For some reason, let’s now talk about Billy Longer (I couldn’t think of a decent segue). The hit-outs finished pretty evenly, but I feel like he vaguely got to a few more contests and pulled in a decent grab or two – one late on the wing which exactly mirrored that of the one he took late in Round 6, but with the scores essentially reversed. I still don’t think there’s a enough evidence to see outright he’s better than Hickey or will be better than Hickey in the long run, particularly given Hickey was played as a forward. It allowed him to demonstrate just how mobile he is and particularly how good he is down low and at providing a presence immediately after a marking contest. Billy’s tapwork is superior for the time being, notwithstanding him inexplicably unable to make it to a centre bounce at one point.
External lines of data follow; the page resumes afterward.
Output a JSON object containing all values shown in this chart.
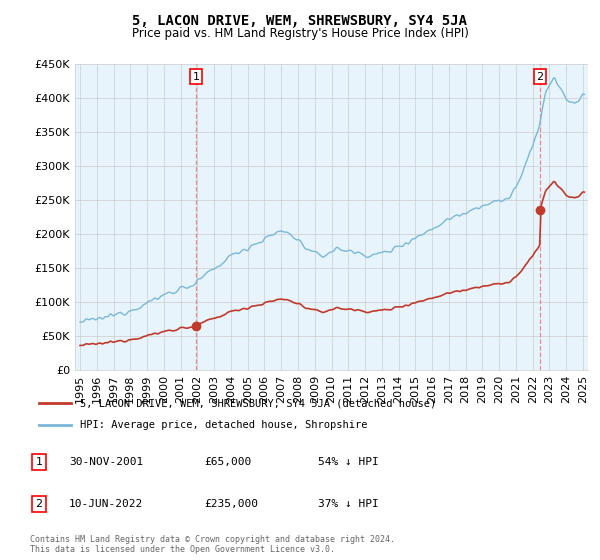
{
  "title": "5, LACON DRIVE, WEM, SHREWSBURY, SY4 5JA",
  "subtitle": "Price paid vs. HM Land Registry's House Price Index (HPI)",
  "legend_label_red": "5, LACON DRIVE, WEM, SHREWSBURY, SY4 5JA (detached house)",
  "legend_label_blue": "HPI: Average price, detached house, Shropshire",
  "sale1_date": "30-NOV-2001",
  "sale1_price": 65000,
  "sale1_x": 2001.917,
  "sale2_date": "10-JUN-2022",
  "sale2_price": 235000,
  "sale2_x": 2022.44,
  "footer": "Contains HM Land Registry data © Crown copyright and database right 2024.\nThis data is licensed under the Open Government Licence v3.0.",
  "ylim": [
    0,
    450000
  ],
  "yticks": [
    0,
    50000,
    100000,
    150000,
    200000,
    250000,
    300000,
    350000,
    400000,
    450000
  ],
  "xlabel_years": [
    1995,
    1996,
    1997,
    1998,
    1999,
    2000,
    2001,
    2002,
    2003,
    2004,
    2005,
    2006,
    2007,
    2008,
    2009,
    2010,
    2011,
    2012,
    2013,
    2014,
    2015,
    2016,
    2017,
    2018,
    2019,
    2020,
    2021,
    2022,
    2023,
    2024,
    2025
  ],
  "hpi_color": "#7ab8d9",
  "sale_color": "#c0392b",
  "vline_color": "#e57373",
  "grid_color": "#cccccc",
  "chart_bg_color": "#e8f4fb",
  "background_color": "#ffffff",
  "title_fontsize": 10,
  "subtitle_fontsize": 8.5
}
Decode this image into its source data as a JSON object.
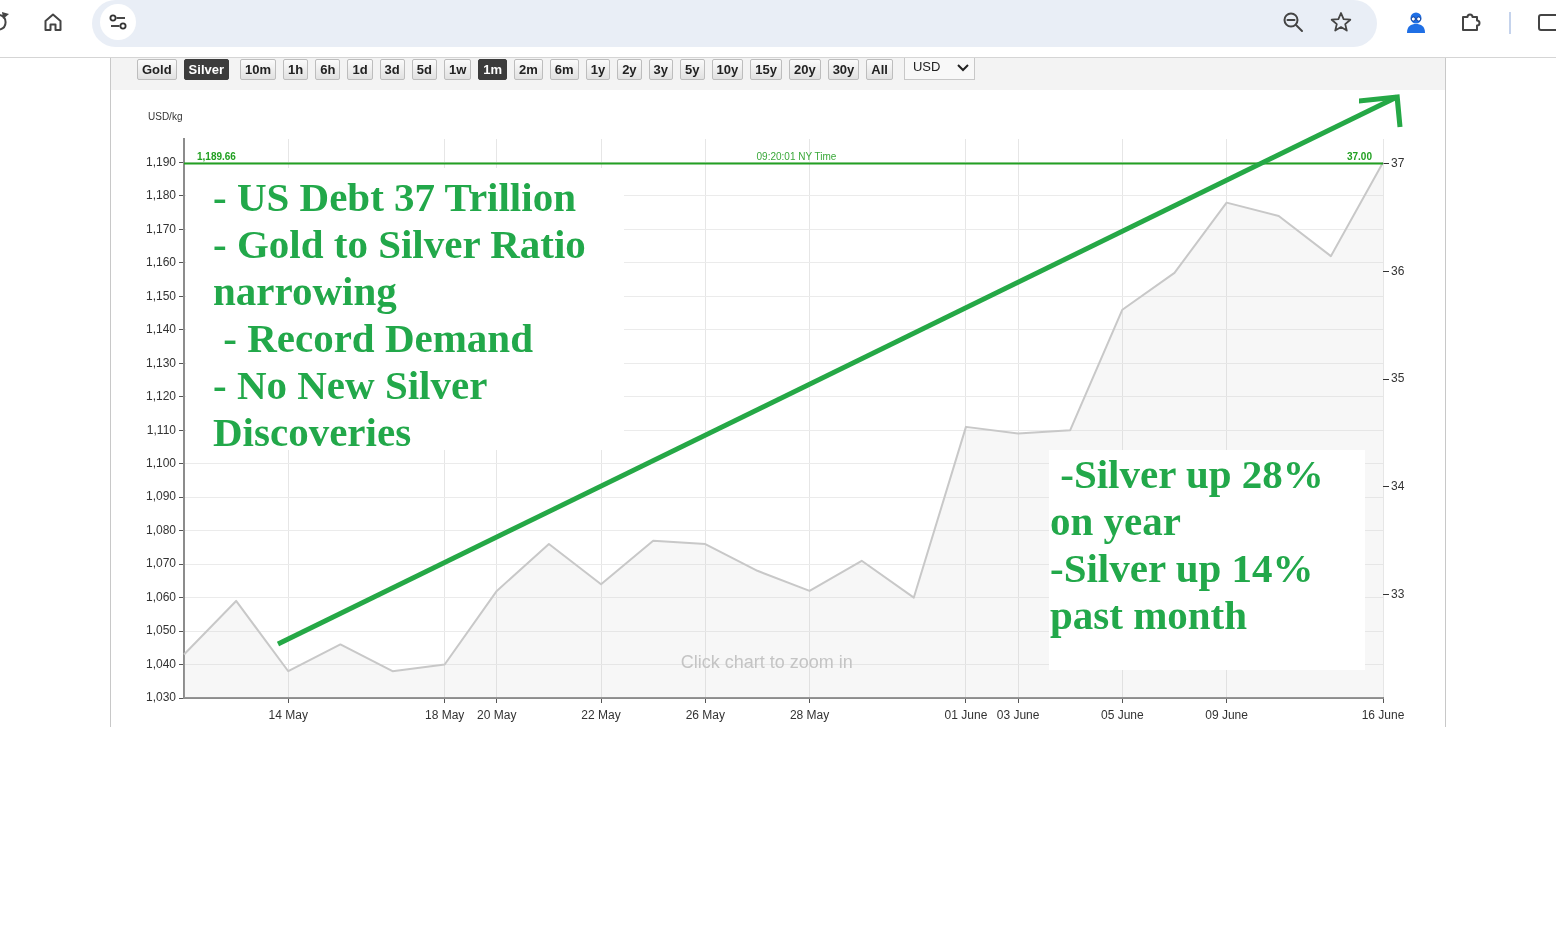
{
  "chart_data": {
    "type": "area",
    "ylabel": "USD/kg",
    "categories": [
      null,
      null,
      "14 May",
      null,
      null,
      "18 May",
      "20 May",
      null,
      "22 May",
      null,
      "26 May",
      null,
      "28 May",
      null,
      null,
      "01 June",
      "03 June",
      null,
      "05 June",
      null,
      "09 June",
      null,
      null,
      "16 June"
    ],
    "values": [
      1043,
      1059,
      1038,
      1046,
      1038,
      1040,
      1062,
      1076,
      1064,
      1077,
      1076,
      1068,
      1062,
      1071,
      1060,
      1111,
      1109,
      1110,
      1146,
      1157,
      1178,
      1174,
      1162,
      1190
    ],
    "color": "#c8c8c8",
    "ylim": [
      1030,
      1197
    ],
    "yticks": [
      {
        "value": 1030,
        "label": "1,030"
      },
      {
        "value": 1040,
        "label": "1,040"
      },
      {
        "value": 1050,
        "label": "1,050"
      },
      {
        "value": 1060,
        "label": "1,060"
      },
      {
        "value": 1070,
        "label": "1,070"
      },
      {
        "value": 1080,
        "label": "1,080"
      },
      {
        "value": 1090,
        "label": "1,090"
      },
      {
        "value": 1100,
        "label": "1,100"
      },
      {
        "value": 1110,
        "label": "1,110"
      },
      {
        "value": 1120,
        "label": "1,120"
      },
      {
        "value": 1130,
        "label": "1,130"
      },
      {
        "value": 1140,
        "label": "1,140"
      },
      {
        "value": 1150,
        "label": "1,150"
      },
      {
        "value": 1160,
        "label": "1,160"
      },
      {
        "value": 1170,
        "label": "1,170"
      },
      {
        "value": 1180,
        "label": "1,180"
      },
      {
        "value": 1190,
        "label": "1,190"
      }
    ],
    "y2lim": [
      32.04,
      37.23
    ],
    "y2ticks": [
      33,
      34,
      35,
      36,
      37
    ],
    "grid": true,
    "ref_lines": [
      {
        "axis": "y",
        "value": 1189.66,
        "label": "1,189.66",
        "color": "#22a022"
      }
    ],
    "annotations": [
      "09:20:01 NY Time",
      "37.00",
      "Click chart to zoom in",
      "- US Debt 37 Trillion\n- Gold to Silver Ratio narrowing\n - Record Demand\n- No New Silver Discoveries",
      " -Silver up 28% on year\n-Silver up 14% past month",
      "Gold",
      "Silver",
      "10m",
      "1h",
      "6h",
      "1d",
      "3d",
      "5d",
      "1w",
      "1m",
      "2m",
      "6m",
      "1y",
      "2y",
      "3y",
      "5y",
      "10y",
      "15y",
      "20y",
      "30y",
      "All",
      "USD"
    ]
  }
}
Interestingly the St Kilda Facebook account hinted very strongly at something to do with “good news” about Jason Holmes to be announced soon, and I’m assuming it’s either a contract extension or perhaps an elevation onto the senior list at the end of the year. More interestingly it arose from the Club’s wonderful post celebrating the USA Supreme Court’s decision to legalise gay marriage in all 50 states. Footy is typically separate in my life from anything outside of my family – very, very few of the people I know and hang around with (barring, Richie and Lewis and a couple of others I’ve mentioned) are genuinely interested in the game – mostly because the things I’m involved with outside of the game are at odds with what you would typically experience within the culture of a footy club. That the Club did that was really incredible, given the overriding culture of the game has been dominated by masculine ideals and intimidation towards anything challenging those. Whilst last night’s on-field performance gave us little to take home, our club took a massive step that day of the type that no other has taken. Football clubs join people together because we are all chasing the same quantifiable achievement – to be in front on the scoreboard when the final siren sounds on Grand Final Day. Too often the idea that clubs bring people and communities together is mistaken for clubs bringing a very specific section of communities together. As a result of historical ties to particular regions, and by proxy class, a particular socio-political discourse is something that adds another thread through supporter bases above the aforementioned default culture, and those haven’t served to bring AFL clubs very far forward just yet. That the Saints have made the decision to openly support what’s happened in the US, given what the Club actually is, is bold and risks alienating some fans, but this is the kind of attitude that is necessary to move the Club and ourselves forward.